Free Trial

Safari Books Online is a digital library providing on-demand subscription access to thousands of learning resources.

  • Create BookmarkCreate Bookmark
  • Create Note or TagCreate Note or Tag
  • PrintPrint
Share this Page URL

Chapter 16. Disaster Recovery Considerat... > Avoiding High Availability Pitfalls ...

Avoiding High Availability Pitfalls in the Real World

To help you see the importance of high availability and disaster recovery, the following are some real-world scenarios in which SAP enterprise customers failed to give disaster recoverability the attention we have given it in this chapter:

  • End-to-end critical points of potential failure— This UNIX/Oracle customer spent much time working on database and SAP application layer–specific SPOF but missed basic infrastructure SPOFs. A bad network switch and a less than optimally configured NIC (set to autosense rather than hard-coded for 100Mb Ethernet) caused intermittent failures for literally months. Had the customer practiced availability through redundancy and followed NIC configuration best practices, it could easily have eliminated most of its resulting downtime. Had it failed the system over to its DR site and conducted end-to-end load testing on the primary system, it might have quickly found the problem as well.
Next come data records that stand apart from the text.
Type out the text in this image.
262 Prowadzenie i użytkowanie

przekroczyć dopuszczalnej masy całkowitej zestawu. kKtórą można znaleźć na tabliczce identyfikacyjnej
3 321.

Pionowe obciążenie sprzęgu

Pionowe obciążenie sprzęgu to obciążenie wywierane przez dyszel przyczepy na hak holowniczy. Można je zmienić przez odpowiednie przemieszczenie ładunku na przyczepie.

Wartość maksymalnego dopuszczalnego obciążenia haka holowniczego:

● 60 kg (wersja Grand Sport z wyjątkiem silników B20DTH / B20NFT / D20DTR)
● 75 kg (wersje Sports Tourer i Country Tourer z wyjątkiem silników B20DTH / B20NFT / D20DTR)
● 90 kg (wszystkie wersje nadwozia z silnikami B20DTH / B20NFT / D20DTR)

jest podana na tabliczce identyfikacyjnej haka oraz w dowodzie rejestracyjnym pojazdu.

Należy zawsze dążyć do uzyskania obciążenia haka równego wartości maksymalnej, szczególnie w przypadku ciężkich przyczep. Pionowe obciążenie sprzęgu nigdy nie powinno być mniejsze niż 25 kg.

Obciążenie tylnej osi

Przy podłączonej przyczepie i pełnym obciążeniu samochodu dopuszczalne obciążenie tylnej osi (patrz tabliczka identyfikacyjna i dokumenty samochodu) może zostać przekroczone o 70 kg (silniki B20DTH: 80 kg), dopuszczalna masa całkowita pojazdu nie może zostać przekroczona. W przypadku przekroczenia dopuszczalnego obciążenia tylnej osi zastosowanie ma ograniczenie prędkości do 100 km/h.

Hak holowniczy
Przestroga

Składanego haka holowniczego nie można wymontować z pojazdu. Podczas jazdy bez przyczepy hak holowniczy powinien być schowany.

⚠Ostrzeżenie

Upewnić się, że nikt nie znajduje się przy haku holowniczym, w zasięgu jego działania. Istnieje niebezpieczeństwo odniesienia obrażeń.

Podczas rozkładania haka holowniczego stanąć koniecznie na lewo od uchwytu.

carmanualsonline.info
  • Compressing the promote-to-production process— In an effort to “get a change in fast,” this customer did what many of us have done before and compressed the promote-to-production process. Instead of keeping a change in its technical sandbox for a few weeks, and then promoting it to development, test, training, and finally production (which normally would consume another six weeks), the customer pushed the change through in less than a week. We were happy to hear that the customer at least went through the process, instead of ignoring it altogether. In the end, though, a memory leak issue that only manifested itself over a period of time (certainly greater than a week) caused the customer substantial and recurring unplanned downtime.

  • Poor documentation— We provided a customer several viable methods for maintaining its SAP DR processes and procedures. We covered the pros and cons of using websites, file shares, SAP Enterprise Portal, Oracle Portal, Microsoft SharePoint Portal Server, and even a simple Excel Workbook approach to publicly house its documentation. In the end, the customer never actually made a decision one way or the other. And when it suffered an unplanned outage one summer, not only did it have little consistent formal documentation to help it, but the fact that the documentation was spread out all over the place without the benefit of centralization and version control only exacerbated an already tense issue. The customer was fortunate, though; at least it could get to what it had. Imagine what would have happened if access to its various file shares and individual desktops had been compromised.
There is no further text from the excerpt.